APA has downplayed questions about its ability to refinance existing Hastings debt, a position supported the ease with which it was able to secure its own funding in recent months. And the cash portion of the deal is already funded via proceeds from a recent asset sale.

Assuming the deal receives the ACCC’s approval, it will immediately accretive to APA’s earnings. The dominant player Down Under would own/operate more than 15,000 kilometers (approximately 9,300 miles) of pipelines. The deal would connect systems already wholly owned by APA and further its goal to connect every major gas field in the country.

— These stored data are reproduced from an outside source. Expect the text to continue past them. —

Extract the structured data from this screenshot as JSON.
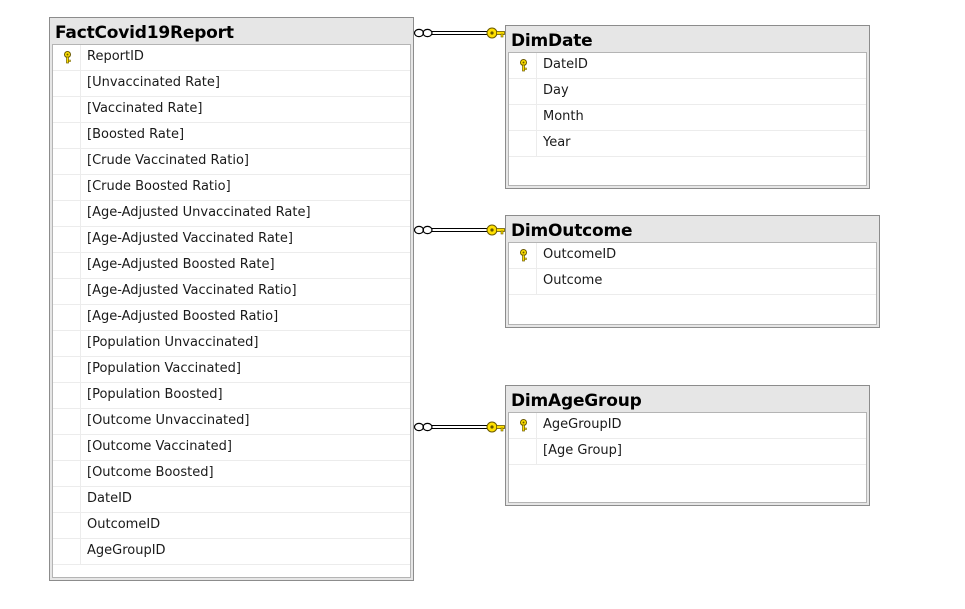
{
  "tables": {
    "fact": {
      "name": "FactCovid19Report",
      "columns": [
        {
          "name": "ReportID",
          "pk": true
        },
        {
          "name": "[Unvaccinated Rate]",
          "pk": false
        },
        {
          "name": "[Vaccinated Rate]",
          "pk": false
        },
        {
          "name": "[Boosted Rate]",
          "pk": false
        },
        {
          "name": "[Crude Vaccinated Ratio]",
          "pk": false
        },
        {
          "name": "[Crude Boosted Ratio]",
          "pk": false
        },
        {
          "name": "[Age-Adjusted Unvaccinated Rate]",
          "pk": false
        },
        {
          "name": "[Age-Adjusted Vaccinated Rate]",
          "pk": false
        },
        {
          "name": "[Age-Adjusted Boosted Rate]",
          "pk": false
        },
        {
          "name": "[Age-Adjusted Vaccinated Ratio]",
          "pk": false
        },
        {
          "name": "[Age-Adjusted Boosted Ratio]",
          "pk": false
        },
        {
          "name": "[Population Unvaccinated]",
          "pk": false
        },
        {
          "name": "[Population Vaccinated]",
          "pk": false
        },
        {
          "name": "[Population Boosted]",
          "pk": false
        },
        {
          "name": "[Outcome Unvaccinated]",
          "pk": false
        },
        {
          "name": "[Outcome Vaccinated]",
          "pk": false
        },
        {
          "name": "[Outcome Boosted]",
          "pk": false
        },
        {
          "name": "DateID",
          "pk": false
        },
        {
          "name": "OutcomeID",
          "pk": false
        },
        {
          "name": "AgeGroupID",
          "pk": false
        }
      ]
    },
    "date": {
      "name": "DimDate",
      "columns": [
        {
          "name": "DateID",
          "pk": true
        },
        {
          "name": "Day",
          "pk": false
        },
        {
          "name": "Month",
          "pk": false
        },
        {
          "name": "Year",
          "pk": false
        }
      ]
    },
    "outcome": {
      "name": "DimOutcome",
      "columns": [
        {
          "name": "OutcomeID",
          "pk": true
        },
        {
          "name": "Outcome",
          "pk": false
        }
      ]
    },
    "agegroup": {
      "name": "DimAgeGroup",
      "columns": [
        {
          "name": "AgeGroupID",
          "pk": true
        },
        {
          "name": "[Age Group]",
          "pk": false
        }
      ]
    }
  },
  "relationships": [
    {
      "from": "fact",
      "to": "date",
      "many_side": "infinity-icon",
      "one_side": "key-icon"
    },
    {
      "from": "fact",
      "to": "outcome",
      "many_side": "infinity-icon",
      "one_side": "key-icon"
    },
    {
      "from": "fact",
      "to": "agegroup",
      "many_side": "infinity-icon",
      "one_side": "key-icon"
    }
  ],
  "colors": {
    "key": "#ffe000",
    "key_outline": "#6b5a00",
    "line": "#000000",
    "title_bg": "#e6e6e6"
  }
}
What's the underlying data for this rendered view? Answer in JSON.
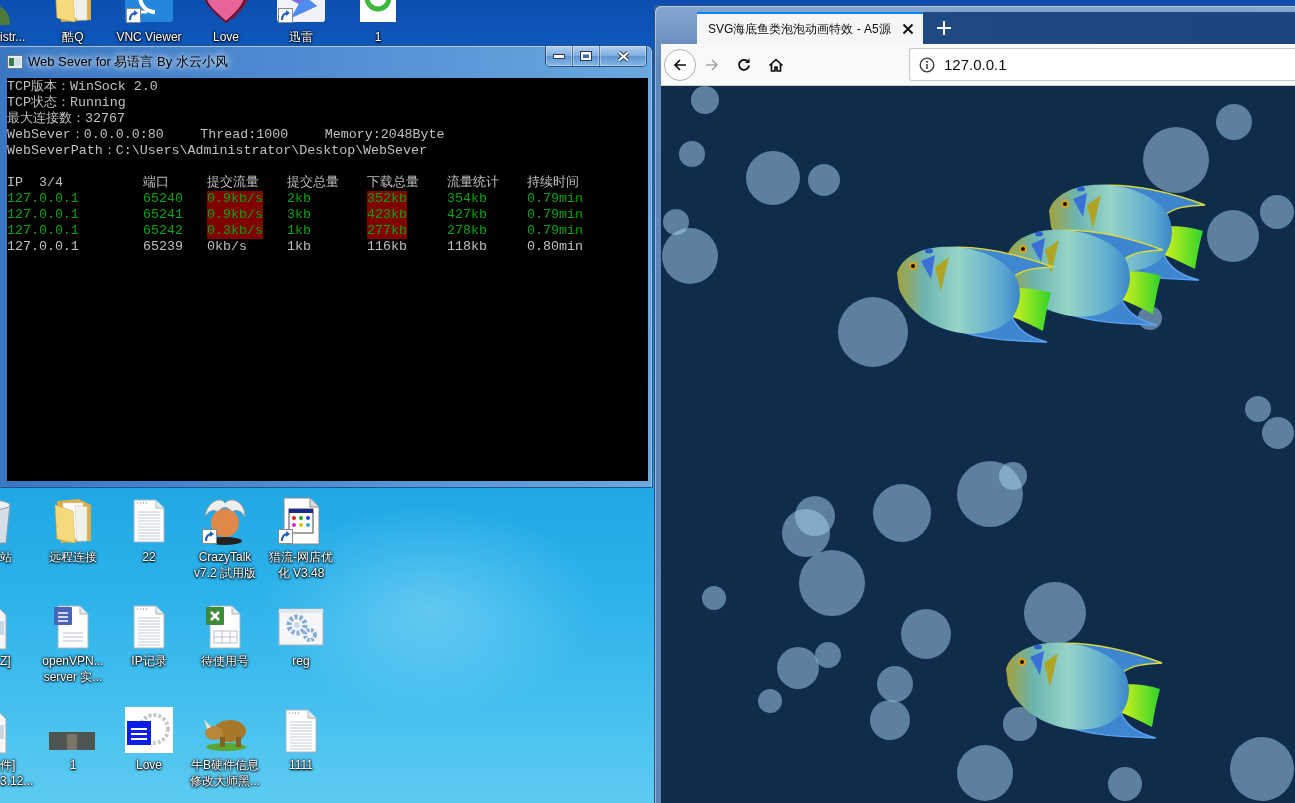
{
  "desktop": {
    "icons": [
      {
        "label": "istr...",
        "kind": "user",
        "shortcut": false
      },
      {
        "label": "酷Q",
        "kind": "folder",
        "shortcut": false
      },
      {
        "label": "VNC Viewer",
        "kind": "vnc",
        "shortcut": true
      },
      {
        "label": "Love",
        "kind": "heart",
        "shortcut": false
      },
      {
        "label": "迅雷",
        "kind": "bird",
        "shortcut": true
      },
      {
        "label": "1",
        "kind": "ring",
        "shortcut": false
      },
      {
        "label": "站",
        "kind": "bin",
        "shortcut": false
      },
      {
        "label": "远程连接",
        "kind": "folder",
        "shortcut": false
      },
      {
        "label": "22",
        "kind": "text",
        "shortcut": false
      },
      {
        "label": "CrazyTalk\nv7.2 試用版",
        "kind": "character",
        "shortcut": true
      },
      {
        "label": "猎流-网店优化 V3.48",
        "kind": "app",
        "shortcut": true
      },
      {
        "label": "Z]",
        "kind": "file",
        "shortcut": false
      },
      {
        "label": "openVPN...\nserver 实...",
        "kind": "word",
        "shortcut": false
      },
      {
        "label": "IP记录",
        "kind": "text",
        "shortcut": false
      },
      {
        "label": "待使用号",
        "kind": "sheet",
        "shortcut": false
      },
      {
        "label": "reg",
        "kind": "gear",
        "shortcut": false
      },
      {
        "label": "件]\n3.12...",
        "kind": "file",
        "shortcut": false
      },
      {
        "label": "1",
        "kind": "photo",
        "shortcut": false
      },
      {
        "label": "Love",
        "kind": "tile",
        "shortcut": false
      },
      {
        "label": "牛B硬件信息修改大师黑...",
        "kind": "animal",
        "shortcut": false
      },
      {
        "label": "1111",
        "kind": "text",
        "shortcut": false
      }
    ]
  },
  "console_window": {
    "title": "Web Sever for 易语言 By 水云小风",
    "lines": [
      [
        "TCP版本：WinSock 2.0"
      ],
      [
        "TCP状态：Running"
      ],
      [
        "最大连接数：32767"
      ],
      [
        "WebSever：0.0.0.0:80",
        "Thread:1000",
        "Memory:2048Byte"
      ],
      [
        "WebSeverPath：C:\\Users\\Administrator\\Desktop\\WebSever"
      ]
    ],
    "columns": [
      {
        "label": "IP  3/4",
        "highlight": false
      },
      {
        "label": "端口",
        "highlight": false
      },
      {
        "label": "提交流量",
        "highlight": true
      },
      {
        "label": "提交总量",
        "highlight": false
      },
      {
        "label": "下载总量",
        "highlight": true
      },
      {
        "label": "流量统计",
        "highlight": false
      },
      {
        "label": "持续时间",
        "highlight": false
      }
    ],
    "rows": [
      {
        "active": true,
        "cells": [
          "127.0.0.1",
          "65240",
          "0.9kb/s",
          "2kb",
          "352kb",
          "354kb",
          "0.79min"
        ]
      },
      {
        "active": true,
        "cells": [
          "127.0.0.1",
          "65241",
          "0.9kb/s",
          "3kb",
          "423kb",
          "427kb",
          "0.79min"
        ]
      },
      {
        "active": true,
        "cells": [
          "127.0.0.1",
          "65242",
          "0.3kb/s",
          "1kb",
          "277kb",
          "278kb",
          "0.79min"
        ]
      },
      {
        "active": false,
        "cells": [
          "127.0.0.1",
          "65239",
          "0kb/s",
          "1kb",
          "116kb",
          "118kb",
          "0.80min"
        ]
      }
    ]
  },
  "browser_window": {
    "tabs": [
      {
        "title": "SVG海底鱼类泡泡动画特效 - A5源",
        "selected": true
      }
    ],
    "toolbar_buttons": [
      {
        "kind": "back",
        "disabled": false
      },
      {
        "kind": "forward",
        "disabled": true
      },
      {
        "kind": "reload",
        "disabled": false
      },
      {
        "kind": "home",
        "disabled": false
      }
    ],
    "url": "127.0.0.1"
  }
}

Should it be completed APA’s already strong position vis a vis recent carbon legislation would only be enhanced. Management has previously reiterated cash flow and distribution guidance for fiscal year 2012. Buy APA Group up to USD5.

Following are “on or about” dates for each Holding’s next earnings report and the next date after which it will trade “ex-dividend.”

Conservative Holdings

  • AGL Energy Ltd (ASX: AGK, OTC: AGLNF, ADR: AGLNY)–Feb. 23, 2012, Mar. 5, 2012
  • APA Group (ASX: APA, OTC: APAJF)–Feb. 22, 2012, Jun. 25, 2012
  • Australia & New Zealand Banking Group Ltd (ASX: ANZ, OTC: ANEWF, ADR: ANZBY)–May 2, 2012, May 10, 2012
  • Cardno Ltd (ASX: CDD, OTC: COLDF)–Feb. 15, 2012, Mar. 7, 2012
  • CSL Ltd (ASX: CSL, OTC: CMXHF, ADR: CMXHY)–Feb. 16, 2012, Feb. 15, 2012
  • Envestra Ltd (ASX: ENV, OTC: EVSRF)–Feb. 23, 2012, Feb. 10, 2012
  • M2 Telecommunications Group Ltd (ASX: MTU, OTC: MTCZF)–Feb. 25, 2012, Mar. 16, 2012.
  • Telstra Corp Ltd (ASX: TLS, OTC: TTRAF, ADR: TLSYY)–Feb. 9, 2012, Feb. 20, 2012

Aggressive Holdings

  • BHP Billiton Ltd (ASX: BHP, NYSE: BHP)–Feb. 8, 2012, Feb. 17, 2012
  • GrainCorp Ltd (ASX: GNC, OTC: GRCLF)–May 22, 2012, Jun. 15, 2012
  • Mineral Resources Ltd (ASX: MIN, OTC: MALRF)–Feb. 17, 2012, Mar. 12, 2012
  • Newcrest Mining Ltd (ASX: NCM, OTC: NCMGF, ADR: NCMGY)–Feb. 10, 2012, Mar. 19, 2012
  • New Hope Corp Ltd (ASX: NHC, OTC: NHPEF)–Mar. 27, 2012, Mar. 20, 2012
  • Origin Energy Ltd (ASX: ORG, OTC: OGFGF, ADR: OGFGY)–Feb. 22, 2012, Feb. 24, 2012

Stock Talk

Guest One

anneliese cohen

what is the safest company to gain from usage of cloud computing and storage.

David Dittman

David Dittman

Hi Ms. Cohen,

Both of the telecoms we recommend in the AE Portfolio, Telstra Corp Ltd (ASX: TLS, OTC: TTRAF, ADR: TLSYY) and M2 Telecommunications Group Ltd (ASX: MTU, OTC: MTCZF), are emphasizing cloud computing services as part of their respective growth strategies. Telstra is the dominant player in the industry, while enterprise-focused M2 is growing organically and through acquisitions. Telstra is in limbo as far as dividend growth is concerned until the AUD11 billion NBN deal is resolved. According to CEO David Thodey, “all options are on the table,” including a share buyback, a special dividend and a dividend increase. M2, meanwhile, boosted its payout by 60% from 2010 to 2011.

Thanks for reading AE, and thanks for writing.